Soon after in 1995, the Army Reserve Officers Training Corps (ROTC) department at nearby SUNY Brockport began an educational/community service program to raise awareness of the Tower among ROTC students. Led by (then) Captain John McClellan, students received one additional credit hour when enrolled in the basic military science curriculum by participating in several hours of community service related to the Tower. The objective of the program was to research the names on the Tower, highlight their service records in the 140th New York Infantry Regiment in the American Civil War, and to hopefully connect with living descendants of these individuals as an eventual fundraising strategy. As these students already studied the Battle of Gettysburg as part of their leadership and military history curriculum, the text "Sons of Old Monroe - A Regimental History of Patrick O'Rorke's140th New York Volunteer Infantry" by Brian Bennett, was used in this program. The program was discontinued sometime after 1997.

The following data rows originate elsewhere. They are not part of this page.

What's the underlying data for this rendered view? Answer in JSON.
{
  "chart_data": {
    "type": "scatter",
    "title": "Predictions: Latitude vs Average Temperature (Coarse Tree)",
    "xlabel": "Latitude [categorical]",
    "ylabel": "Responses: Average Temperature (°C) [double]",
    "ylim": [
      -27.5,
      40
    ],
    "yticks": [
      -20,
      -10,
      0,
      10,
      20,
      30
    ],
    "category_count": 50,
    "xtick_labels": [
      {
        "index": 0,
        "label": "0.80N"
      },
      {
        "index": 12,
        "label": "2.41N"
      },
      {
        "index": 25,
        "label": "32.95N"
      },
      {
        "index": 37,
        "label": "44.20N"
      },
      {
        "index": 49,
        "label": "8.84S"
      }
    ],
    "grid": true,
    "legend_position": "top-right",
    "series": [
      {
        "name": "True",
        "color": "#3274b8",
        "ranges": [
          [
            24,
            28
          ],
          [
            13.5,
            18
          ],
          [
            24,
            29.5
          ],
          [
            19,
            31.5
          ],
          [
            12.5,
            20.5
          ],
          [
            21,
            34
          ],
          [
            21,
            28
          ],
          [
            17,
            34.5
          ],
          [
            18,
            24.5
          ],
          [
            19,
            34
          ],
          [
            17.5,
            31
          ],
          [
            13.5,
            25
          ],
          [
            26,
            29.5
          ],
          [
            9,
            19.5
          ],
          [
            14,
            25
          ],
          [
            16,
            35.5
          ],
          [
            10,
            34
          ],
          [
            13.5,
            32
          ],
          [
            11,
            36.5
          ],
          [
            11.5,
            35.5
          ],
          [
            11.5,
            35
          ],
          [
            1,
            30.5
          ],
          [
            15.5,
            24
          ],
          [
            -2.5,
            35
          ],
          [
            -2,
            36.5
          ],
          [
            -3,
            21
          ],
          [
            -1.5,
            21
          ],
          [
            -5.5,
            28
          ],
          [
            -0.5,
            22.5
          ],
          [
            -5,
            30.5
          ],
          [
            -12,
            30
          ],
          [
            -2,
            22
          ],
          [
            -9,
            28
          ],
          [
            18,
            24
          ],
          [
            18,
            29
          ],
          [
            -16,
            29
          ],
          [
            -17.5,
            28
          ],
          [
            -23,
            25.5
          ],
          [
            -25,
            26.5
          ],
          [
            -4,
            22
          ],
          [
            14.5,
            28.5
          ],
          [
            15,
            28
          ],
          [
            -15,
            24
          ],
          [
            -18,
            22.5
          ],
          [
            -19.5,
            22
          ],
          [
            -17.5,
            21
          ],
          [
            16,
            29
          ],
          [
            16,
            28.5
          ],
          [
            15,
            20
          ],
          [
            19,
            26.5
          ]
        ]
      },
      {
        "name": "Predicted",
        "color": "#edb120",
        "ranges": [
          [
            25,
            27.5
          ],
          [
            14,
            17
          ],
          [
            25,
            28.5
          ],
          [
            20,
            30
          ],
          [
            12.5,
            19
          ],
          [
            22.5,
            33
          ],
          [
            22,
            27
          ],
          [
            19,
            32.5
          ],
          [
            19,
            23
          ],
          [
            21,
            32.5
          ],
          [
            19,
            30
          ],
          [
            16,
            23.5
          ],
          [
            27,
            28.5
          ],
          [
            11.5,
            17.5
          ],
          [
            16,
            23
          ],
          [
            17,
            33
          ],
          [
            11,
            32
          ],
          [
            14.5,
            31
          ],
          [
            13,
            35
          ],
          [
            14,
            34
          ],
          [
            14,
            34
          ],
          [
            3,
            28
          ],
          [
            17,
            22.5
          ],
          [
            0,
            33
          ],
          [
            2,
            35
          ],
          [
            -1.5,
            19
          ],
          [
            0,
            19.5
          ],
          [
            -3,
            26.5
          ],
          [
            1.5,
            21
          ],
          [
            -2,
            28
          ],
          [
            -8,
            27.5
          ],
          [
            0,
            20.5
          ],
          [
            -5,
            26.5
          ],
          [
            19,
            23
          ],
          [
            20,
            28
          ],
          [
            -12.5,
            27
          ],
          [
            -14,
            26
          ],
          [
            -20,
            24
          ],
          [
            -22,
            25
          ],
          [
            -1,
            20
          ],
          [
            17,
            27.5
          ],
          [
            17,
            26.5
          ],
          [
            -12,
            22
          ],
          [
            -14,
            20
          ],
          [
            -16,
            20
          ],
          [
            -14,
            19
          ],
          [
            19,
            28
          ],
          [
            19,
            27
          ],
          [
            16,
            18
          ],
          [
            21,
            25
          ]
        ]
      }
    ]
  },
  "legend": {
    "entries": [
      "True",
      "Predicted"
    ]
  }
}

Fundraising to help restore, or at least stabilize, the structure continued to be extremely weak. In December 2012, the trustees of the Brockport Rural Cemetery Association reached an agreement to transfer the monument and its 17 surrounding acres to the Town of Sweden, which intends to build a firehouse on the site. The Town intends to invest funds to stabilize the structure and make it safer, but it does not have the funds for a full restoration.